Experiment 3 – Tune PID (Experiment B in the Paper)
In experiment 3, we enabled the PID (proportional component only) and ran for 100 GCs with a gain level in the range 7 … 15. The aim was to find the gain at which clear oscillations could be observed for each benchmark.
The “3_process.sh” script cleans up the output files. The “3_plot.r” script produces graphs for each benchmark and every gain. These graphs were used to identify gain values at which clear oscillations began, known as the critical gain level in Ziegler-Nichols tuning.
Once we had done this, “3_median_time_period_measurement.r” was used to plot only those graphs corresponding to the critical gain levels. Then we were able to use R to estimate the time period of the oscillations using:
coords <- locator(type="l")
We recorded these measurements in the “3_tuning_results.xlsx” file within the experiments directory, which also includes the calculations specified by the Ziegler-Nichols method. This file contains the resulting tuned constants for the PID controller.
Experiment 4 – Evaluation (Experiment C in the paper)
In the evaluation, we ran each benchmark with the tuned controller fully enabled and log the resulting measures of g and the heap size over time. These were used to produce the graphs in the paper. The script “4_process.sh” cleans up the data; “4_plot.r” then produces the graphs for each benchmark.

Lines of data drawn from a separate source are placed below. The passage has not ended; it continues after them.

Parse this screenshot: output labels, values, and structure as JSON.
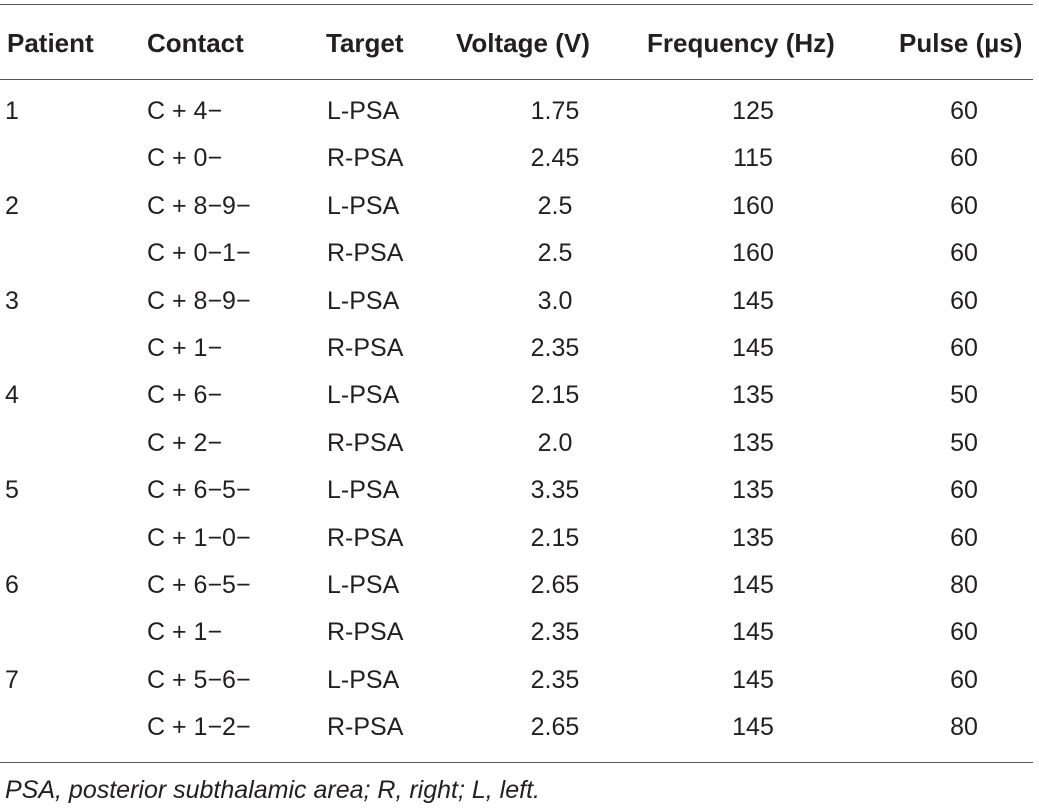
{
  "table": {
    "headers": {
      "patient": "Patient",
      "contact": "Contact",
      "target": "Target",
      "voltage": "Voltage (V)",
      "frequency": "Frequency (Hz)",
      "pulse": "Pulse (µs)"
    },
    "rows": [
      {
        "patient": "1",
        "contact": "C + 4−",
        "target": "L-PSA",
        "voltage": "1.75",
        "frequency": "125",
        "pulse": "60"
      },
      {
        "patient": "",
        "contact": "C + 0−",
        "target": "R-PSA",
        "voltage": "2.45",
        "frequency": "115",
        "pulse": "60"
      },
      {
        "patient": "2",
        "contact": "C + 8−9−",
        "target": "L-PSA",
        "voltage": "2.5",
        "frequency": "160",
        "pulse": "60"
      },
      {
        "patient": "",
        "contact": "C + 0−1−",
        "target": "R-PSA",
        "voltage": "2.5",
        "frequency": "160",
        "pulse": "60"
      },
      {
        "patient": "3",
        "contact": "C + 8−9−",
        "target": "L-PSA",
        "voltage": "3.0",
        "frequency": "145",
        "pulse": "60"
      },
      {
        "patient": "",
        "contact": "C + 1−",
        "target": "R-PSA",
        "voltage": "2.35",
        "frequency": "145",
        "pulse": "60"
      },
      {
        "patient": "4",
        "contact": "C + 6−",
        "target": "L-PSA",
        "voltage": "2.15",
        "frequency": "135",
        "pulse": "50"
      },
      {
        "patient": "",
        "contact": "C + 2−",
        "target": "R-PSA",
        "voltage": "2.0",
        "frequency": "135",
        "pulse": "50"
      },
      {
        "patient": "5",
        "contact": "C + 6−5−",
        "target": "L-PSA",
        "voltage": "3.35",
        "frequency": "135",
        "pulse": "60"
      },
      {
        "patient": "",
        "contact": "C + 1−0−",
        "target": "R-PSA",
        "voltage": "2.15",
        "frequency": "135",
        "pulse": "60"
      },
      {
        "patient": "6",
        "contact": "C + 6−5−",
        "target": "L-PSA",
        "voltage": "2.65",
        "frequency": "145",
        "pulse": "80"
      },
      {
        "patient": "",
        "contact": "C + 1−",
        "target": "R-PSA",
        "voltage": "2.35",
        "frequency": "145",
        "pulse": "60"
      },
      {
        "patient": "7",
        "contact": "C + 5−6−",
        "target": "L-PSA",
        "voltage": "2.35",
        "frequency": "145",
        "pulse": "60"
      },
      {
        "patient": "",
        "contact": "C + 1−2−",
        "target": "R-PSA",
        "voltage": "2.65",
        "frequency": "145",
        "pulse": "80"
      }
    ],
    "footnote": "PSA, posterior subthalamic area; R, right; L, left."
  }
}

Experiment 5 – Evaluate Phased Benchmark (Experiment D in the paper)
For this experiment, we created a phased benchmark that alternates between the xalan and sunflow benchmarks for the DaCapo 2009 benchmarks. The additional source code is within the dacapo/phased directory, and is overlayed on the DaCapo jar. The class that initiates the benchmark is org.dacapo.harness.PhasedHarness.
Scripts “5a, b and c run the phased benchmark using the PID controller, the default Jikes heap resizing method, and the HotSpot heap resizing method respectively. “5_process.sh” cleans up the output, and the “5_retrieve_phases.sh” script is a quick hack to produce a file describing phase change locations, to assist in plotting the graph.
Finally, the large graph is plotted with “5_plot.r”. There are a few aspects of this script that must be adjusted for specific output (to ensure graph items appear in the right place, there is no overlap of labels and data plot, etc.).